Elle admet l’ingérence, mais considère que le but est légitime, notamment au regard de la sécurité nationale et de la prévention de la divulgation d’informations confidentielles.
S’agissant de la proportionnalité, il lui « apparaît qu’elles sont également « strictement nécessaires et proportionnées », au regard des buts légitimes poursuivis ».En effet, si, écrit-elle, « Nous ne nions pas l’intérêt public des informations en cause », « Les associations sont très explicites sur l’usage qu’elles entendraient faire de ces informations : en l’absence de possibilité de recours contre la décision d’exportation des armes, l’information du public sur l’étendue et la réalité de la politique menée peut être vue comme l’un des seuls moyens de chercher à influencer, à travers l’opinion publique et in fine l’exercice du droit de vote, la décision politique ».

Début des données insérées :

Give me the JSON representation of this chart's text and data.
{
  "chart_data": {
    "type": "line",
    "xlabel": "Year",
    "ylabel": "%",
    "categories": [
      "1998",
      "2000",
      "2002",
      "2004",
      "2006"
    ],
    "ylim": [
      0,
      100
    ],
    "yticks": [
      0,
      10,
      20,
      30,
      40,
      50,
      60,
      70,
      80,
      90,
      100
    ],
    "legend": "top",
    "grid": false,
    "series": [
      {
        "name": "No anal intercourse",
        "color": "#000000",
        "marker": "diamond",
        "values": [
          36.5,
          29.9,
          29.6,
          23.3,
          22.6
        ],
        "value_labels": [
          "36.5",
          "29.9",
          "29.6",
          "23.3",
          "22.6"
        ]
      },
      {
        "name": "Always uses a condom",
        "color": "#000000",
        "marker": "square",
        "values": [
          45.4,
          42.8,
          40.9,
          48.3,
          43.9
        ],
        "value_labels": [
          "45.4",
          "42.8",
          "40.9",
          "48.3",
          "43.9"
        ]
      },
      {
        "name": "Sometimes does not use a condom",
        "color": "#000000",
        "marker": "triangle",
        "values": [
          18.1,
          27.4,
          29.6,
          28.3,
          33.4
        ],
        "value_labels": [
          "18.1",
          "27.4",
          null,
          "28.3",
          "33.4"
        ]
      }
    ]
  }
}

On croit déceler à travers cette explication nébuleuse, le fait que le but poursuivi par les requérantes ne serait pas compatible avec la jurisprudence de la Cour européenne. Pourtant, la liberté d’expression dans la sphère politique est très hautement protégée par la Convention, ce qui ne semble pas avoir effleuré la rapporteure publique.
Sans surprise, le Conseil d’État a suivi son rapporteur, jugeant qu’« au regard des circonstances concrètes de l'espèce, une ingérence disproportionnée dans leur droit à liberté d'expression il ressort de ses énonciations qu'il a pris en compte, pour juger que le refus qui avait été opposé aux associations requérantes ne méconnaissait pas les stipulations de l'article 10 de la convention européenne de sauvegarde des droits de l'homme et des libertés fondamentales, le rôle de ces associations dans le débat public et notamment dans la défense des droits de l'homme. Le moyen ne peut, par suite, en tout état de cause, qu'être écarté ».
Il est flagrant que ni la rapporteure publique ni le Conseil d’État n’ont répondu aux critères exigés par la Cour européenne, ne serait-ce que dans la mise en balance des intérêts en cause, alors que, depuis l’arrêt d’Assemblée du 12 juin 2020, Graner, le Conseil d’État impose au juge administratif un entier contrôle de proportionnalité, et non un simple contrôle restreint.
Plus l'intérêt public de l'information est élevé et plus le demandeur joue un rôle important
dans sa diffusion, plus la justification du refus doit être concrète, pertinente et proportionnée
Dans le cas d’espèce, ce contrôle n’a pas eu lieu et la raison d’État l’a emporté sur le droit.